Whatever the event is, Jason Ritter says he doesn't know, and Blair Underwood says he isn't telling. The stars of "The Event," NBC's big-ticket new fall drama, play coy when asked by reporters to define the action that gives their show its title.
Just as the Peacock Network has spent the summer telling us what the event is not, Ritter and Underwood aren't telling us what it is either.
"I'm just in the dark, so I'm trying to figure it out," Ritter says.
"I mean, for me it's great because I'm pretty terrible at keeping secrets, so it's actually a relief for now not to know what the event is, so that when people ask me I don't have to lie," he adds.
Underwood, who is in the know, doesn't offer much more when asked.
"The event is something very eventful, but it is something that is -- can potentially change the course of mankind as we know it. In a nutshell that's what is to come," Underwood says.
What we do know is the event, the occurrence, involves a massive government cover-up -- unbeknownst to President Elias Martinez (Underwood) -- involving a secret, arctic underground group of detainees who are led by a shackled Sophia Maguire (Laura Innes). Across the ocean, a young man, Sean Walker (Ritter), and his girlfriend, Leila Buchanan (Sarah Roemer), are off on a romantic cruise. Suddenly, she goes missing (abducted?), and he's drawn into the conspiracy in a way that threatens the president's life.

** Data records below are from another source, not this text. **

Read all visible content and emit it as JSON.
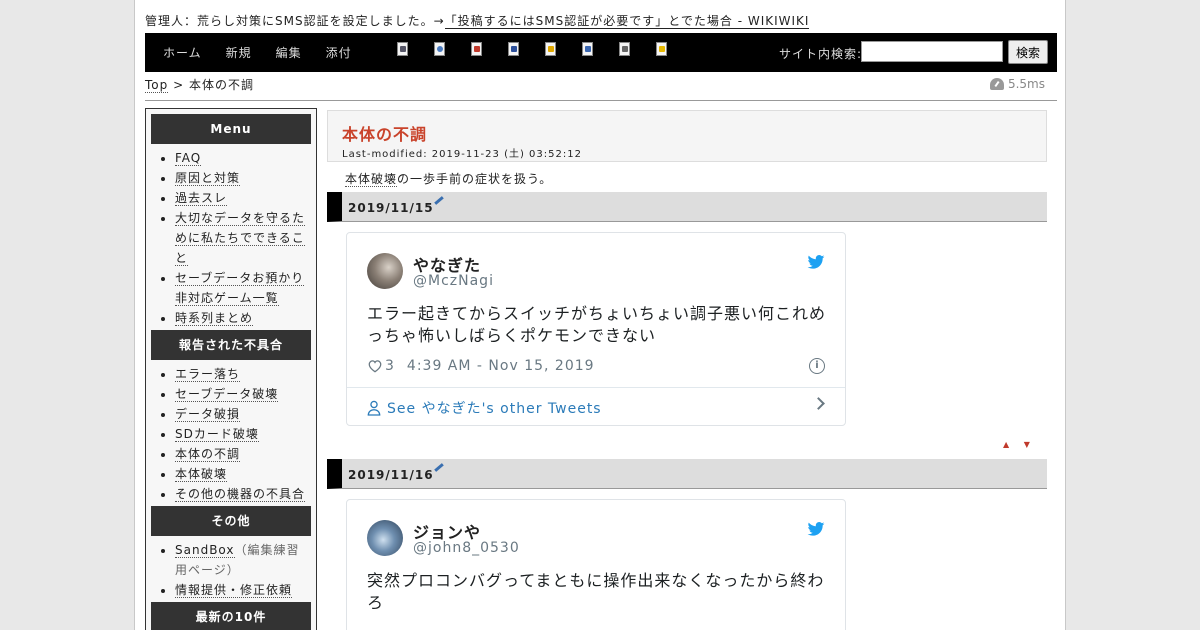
{
  "notice": {
    "prefix": "管理人：荒らし対策にSMS認証を設定しました。→",
    "link": "「投稿するにはSMS認証が必要です」とでた場合 - WIKIWIKI"
  },
  "nav": {
    "links": [
      "ホーム",
      "新規",
      "編集",
      "添付"
    ],
    "tool_icons": [
      "copy-page-icon",
      "rename-page-icon",
      "diff-icon",
      "backup-icon",
      "freeze-icon",
      "page-list-icon",
      "recent-changes-icon",
      "help-icon"
    ],
    "search_label": "サイト内検索:",
    "search_value": "",
    "search_button": "検索"
  },
  "breadcrumb": {
    "top": "Top",
    "sep": ">",
    "current": "本体の不調"
  },
  "timing": "5.5ms",
  "sidebar": {
    "sections": [
      {
        "title": "Menu",
        "items": [
          {
            "label": "FAQ"
          },
          {
            "label": "原因と対策"
          },
          {
            "label": "過去スレ"
          },
          {
            "label": "大切なデータを守るために私たちでできること"
          },
          {
            "label": "セーブデータお預かり非対応ゲーム一覧"
          },
          {
            "label": "時系列まとめ"
          }
        ]
      },
      {
        "title": "報告された不具合",
        "items": [
          {
            "label": "エラー落ち"
          },
          {
            "label": "セーブデータ破壊"
          },
          {
            "label": "データ破損"
          },
          {
            "label": "SDカード破壊"
          },
          {
            "label": "本体の不調"
          },
          {
            "label": "本体破壊"
          },
          {
            "label": "その他の機器の不具合"
          }
        ]
      },
      {
        "title": "その他",
        "items": [
          {
            "label": "SandBox",
            "note": "（編集練習用ページ）"
          },
          {
            "label": "情報提供・修正依頼"
          }
        ]
      },
      {
        "title": "最新の10件",
        "items": []
      }
    ]
  },
  "main": {
    "title": "本体の不調",
    "modified": "Last-modified: 2019-11-23 (土) 03:52:12",
    "intro_link": "本体破壊",
    "intro_text": "の一歩手前の症状を扱う。",
    "sections": [
      {
        "date": "2019/11/15",
        "tweet": {
          "name": "やなぎた",
          "handle": "@MczNagi",
          "text": "エラー起きてからスイッチがちょいちょい調子悪い何これめっちゃ怖いしばらくポケモンできない",
          "likes": "3",
          "time": "4:39 AM - Nov 15, 2019",
          "more": "See やなぎた's other Tweets",
          "avatar_color": "#6b6058"
        }
      },
      {
        "date": "2019/11/16",
        "tweet": {
          "name": "ジョンや",
          "handle": "@john8_0530",
          "text": "突然プロコンバグってまともに操作出来なくなったから終わろ",
          "avatar_color": "#3d5a78"
        }
      }
    ],
    "nav_arrows": "▲ ▼"
  },
  "colors": {
    "title_red": "#c9432b",
    "twitter_blue": "#1da1f2",
    "link_blue": "#2b7bb9"
  }
}
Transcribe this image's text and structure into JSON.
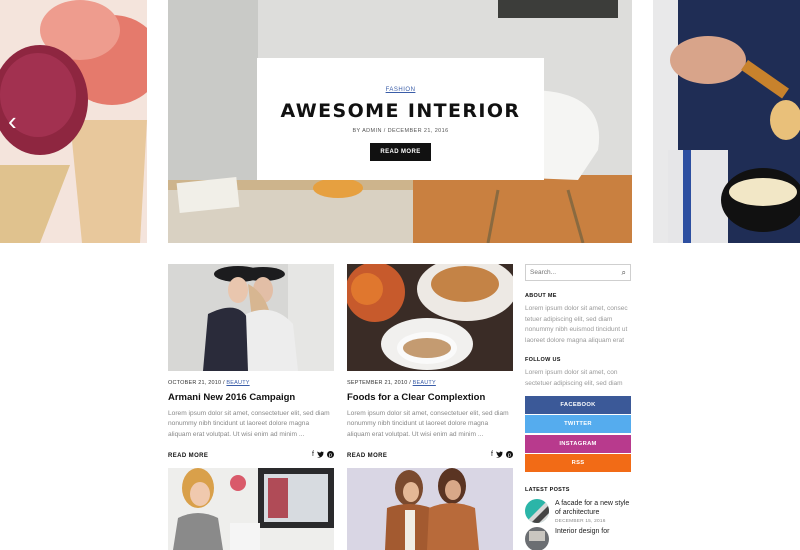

"The Event," the show, is something of a mash-up of "Lost" and "24," with rich mythology, science fiction elements, and complex government scheming. Like those two iconic shows, "The Event" offers plenty of edge-of-your-seat adventure. Unlike those two shows, however, Underwood promises viewers will have immediate access to key plot points.
"In terms of what the event is, of course that's the overriding question, the way the series is laid out is that there's a pre-event. The event is something that is to come. It's all about ramping up to the event. We will see the event at some point, and then it's the consequences and the aftermath of that event," he says.
Underwood says the creators of "The Event" realize today's television audience is not as keen about waiting (and wading) through season after season of elaborately connected storylines.
"This is important to know that because of -- again, NBC and our producers have been very acutely aware of some of the (mythology-based) shows in the past that felt as if to the audience they weren't thought through. And sometimes the audience can be frustrated," he says. "And I can tell you ... by the second episode a lot of the questions will be answered in terms of who these people are, who the detainees are. So, we don't want to frustrate the audience. We want to keep the mystery but not frustrate people."
Ritter says "The Event" can succeed with both the casual viewer and the viewer looking to become immersed in a web of plot points.
"I think it's an exciting show and I think that it's one that, certainly for me, it really hooked my imagination, and it's the kind of show that you watch and you're thinking about throughout the week," he says. "And I know, certainly for me, a lot of the shows that I watched I really enjoyed having something to chew on in that time between, you know, in the week between the episodes. And I don't know. I feel like people -- the audiences have shown that they're ready to go with a show and be taken on a fun ride."
"You know, I think a lot of times it's frustrating when you have a cliffhanger where someone says, ‘I want you to tell me everything you know.' And then they go, ‘All right. I will.' And then it comes back from commercial and they go, ‘Oh, wait, first we have to go do this other thing and I'll tell you in three episodes,' " Ritter adds. "What's great about this show is that if they pose a question ... when they come back from the cliffhanger, it picks right back up where you left off. And I think the thing that's frustrating to people is not necessarily ... getting every answer immediately but not having it -- not making a situation where it would make sense to finally learn something and then not giving that to the audience. You know, that's when sort of the teasing comes in.
"And that's been great about this show is, you know, at the end of the pilot, Sophia says ... something and it's very intriguing and mysterious, and so it's nice that the second episode starts with basically them saying, ‘So what do you mean by that? Why don't you elaborate?' Which is great."
Plus, as Underwood says, " ‘24' is gone. ‘Lost' is gone. ‘Heroes' is gone. ‘FlashForward,' people liked from the very beginning. All those shows are gone now, so this show, ‘The Event,' fills the void and it's not just tapping into those touchstones and those elements. It really is well done and well written."
Though serialized dramas such as "Lost," "24," "Alias" and "Fringe" haven't always netted large audiences, Underwood doesn't see "The Event" faltering because of its complex storylines.
"I have to say the fact that there was backstory was the golden goose for me," he says. "I mean, that's what attracted me to the project. So no trepidation there at all. You know, it's a tricky thing, and not being a producer or a writer on the show I don't know if I'm qualified to answer that, but I can say they've been able to strike that balance thus far. Now, of course, we're new into it, six episodes (of filming) into it, but again, they're aware of that. I mean, we now have the benefit to learn from the mistakes of the shows that have come before -- what worked and what didn't work in that genre -- in this genre."
"The Event" debuts Monday, Sept. 20, at 9 p.m. on NBC.